Policing precautions

Supt. Shawna Baher led the component on fentanyl safety in the National Undercover Course between 2015 and 2018. She says that even officers who are covertly buying drugs on the street are at low risk of exposure if they follow their training.

"The members know to limit the amount of handling of the drug and to wash their hands as soon as they get back to their car, where they would have bottles of soap and water," she says.

But Baher adds, "it's always better to be safe than sorry" when it comes to taking precautions. In 2016, she ran the undercover operations where fentanyl was prolifically being sold in Surrey, B.C., at the onset of the crisis.
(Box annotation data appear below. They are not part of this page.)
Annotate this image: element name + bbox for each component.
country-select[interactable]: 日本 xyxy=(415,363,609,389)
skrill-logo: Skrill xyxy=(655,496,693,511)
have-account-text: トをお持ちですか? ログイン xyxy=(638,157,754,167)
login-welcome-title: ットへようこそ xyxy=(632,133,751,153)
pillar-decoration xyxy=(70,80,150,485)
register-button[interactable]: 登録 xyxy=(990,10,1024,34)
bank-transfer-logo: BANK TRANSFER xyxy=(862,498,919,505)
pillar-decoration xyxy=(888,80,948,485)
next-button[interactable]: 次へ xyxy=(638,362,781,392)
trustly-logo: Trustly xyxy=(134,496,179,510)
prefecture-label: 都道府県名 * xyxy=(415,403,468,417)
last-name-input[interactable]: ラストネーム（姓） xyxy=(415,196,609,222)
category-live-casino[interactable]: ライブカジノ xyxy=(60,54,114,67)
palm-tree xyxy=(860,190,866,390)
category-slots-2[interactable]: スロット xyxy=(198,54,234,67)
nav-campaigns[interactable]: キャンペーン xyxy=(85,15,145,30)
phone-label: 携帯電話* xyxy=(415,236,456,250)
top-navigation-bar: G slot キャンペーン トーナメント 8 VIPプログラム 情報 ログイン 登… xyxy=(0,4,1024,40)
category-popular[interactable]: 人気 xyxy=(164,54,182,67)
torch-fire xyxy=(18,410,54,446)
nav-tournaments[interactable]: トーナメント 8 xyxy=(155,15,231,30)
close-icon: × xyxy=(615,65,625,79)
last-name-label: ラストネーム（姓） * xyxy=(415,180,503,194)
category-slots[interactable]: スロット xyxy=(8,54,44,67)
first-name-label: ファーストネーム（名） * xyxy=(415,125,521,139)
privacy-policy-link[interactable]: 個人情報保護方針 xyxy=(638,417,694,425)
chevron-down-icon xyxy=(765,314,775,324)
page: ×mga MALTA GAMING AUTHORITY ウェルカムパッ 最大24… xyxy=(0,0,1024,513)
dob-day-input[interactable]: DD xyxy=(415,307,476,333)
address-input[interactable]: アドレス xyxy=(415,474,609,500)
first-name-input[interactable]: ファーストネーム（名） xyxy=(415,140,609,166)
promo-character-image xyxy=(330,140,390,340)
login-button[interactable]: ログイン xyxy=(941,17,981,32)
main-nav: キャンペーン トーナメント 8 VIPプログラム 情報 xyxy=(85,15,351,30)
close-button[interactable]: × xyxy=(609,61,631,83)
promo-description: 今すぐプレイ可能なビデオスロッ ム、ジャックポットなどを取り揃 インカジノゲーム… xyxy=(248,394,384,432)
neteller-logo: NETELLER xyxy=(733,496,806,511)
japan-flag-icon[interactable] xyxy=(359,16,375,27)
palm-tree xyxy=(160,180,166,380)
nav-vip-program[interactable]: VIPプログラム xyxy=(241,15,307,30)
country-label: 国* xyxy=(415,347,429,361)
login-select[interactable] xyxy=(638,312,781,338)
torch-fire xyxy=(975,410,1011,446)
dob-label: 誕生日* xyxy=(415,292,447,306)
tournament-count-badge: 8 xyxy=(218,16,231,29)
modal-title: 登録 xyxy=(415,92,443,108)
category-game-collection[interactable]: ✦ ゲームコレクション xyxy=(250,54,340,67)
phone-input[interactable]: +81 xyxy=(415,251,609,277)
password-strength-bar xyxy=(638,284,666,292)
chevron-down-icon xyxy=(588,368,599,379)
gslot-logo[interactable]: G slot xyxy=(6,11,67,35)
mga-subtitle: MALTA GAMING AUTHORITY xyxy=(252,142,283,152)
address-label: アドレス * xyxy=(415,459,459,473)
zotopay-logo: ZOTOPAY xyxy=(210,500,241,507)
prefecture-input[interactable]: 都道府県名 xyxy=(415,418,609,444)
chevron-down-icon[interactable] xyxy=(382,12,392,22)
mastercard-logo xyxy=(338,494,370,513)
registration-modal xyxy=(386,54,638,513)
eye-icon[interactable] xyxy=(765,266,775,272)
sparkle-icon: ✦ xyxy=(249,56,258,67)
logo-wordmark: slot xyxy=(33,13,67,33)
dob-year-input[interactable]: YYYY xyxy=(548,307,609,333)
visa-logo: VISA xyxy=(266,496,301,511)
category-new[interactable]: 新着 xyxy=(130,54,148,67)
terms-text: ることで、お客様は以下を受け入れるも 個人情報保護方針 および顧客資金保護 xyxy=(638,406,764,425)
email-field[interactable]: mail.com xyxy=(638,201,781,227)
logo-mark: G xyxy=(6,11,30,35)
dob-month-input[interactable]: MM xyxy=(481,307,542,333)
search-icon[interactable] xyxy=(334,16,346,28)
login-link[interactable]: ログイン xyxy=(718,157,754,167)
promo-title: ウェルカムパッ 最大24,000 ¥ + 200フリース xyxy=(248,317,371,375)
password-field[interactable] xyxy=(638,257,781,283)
"We don't know what we're dealing with out there," says Baher. "The potency changes every time a dealer mixes a new version."

British Columbia continues to have the most cases of fentanyl overdoses nationally and has had the highest rate of naloxone use by RCMP officers in the country since 2014, when it first became a fentanyl hotspot. According to the naloxone report, of the total 244 times the drug was used by the RCMP on the public, 84 per cent were administered in B.C.

Baher was the second RCMP officer to administer naloxone in Canada and built the business case for naloxone use by the RCMP.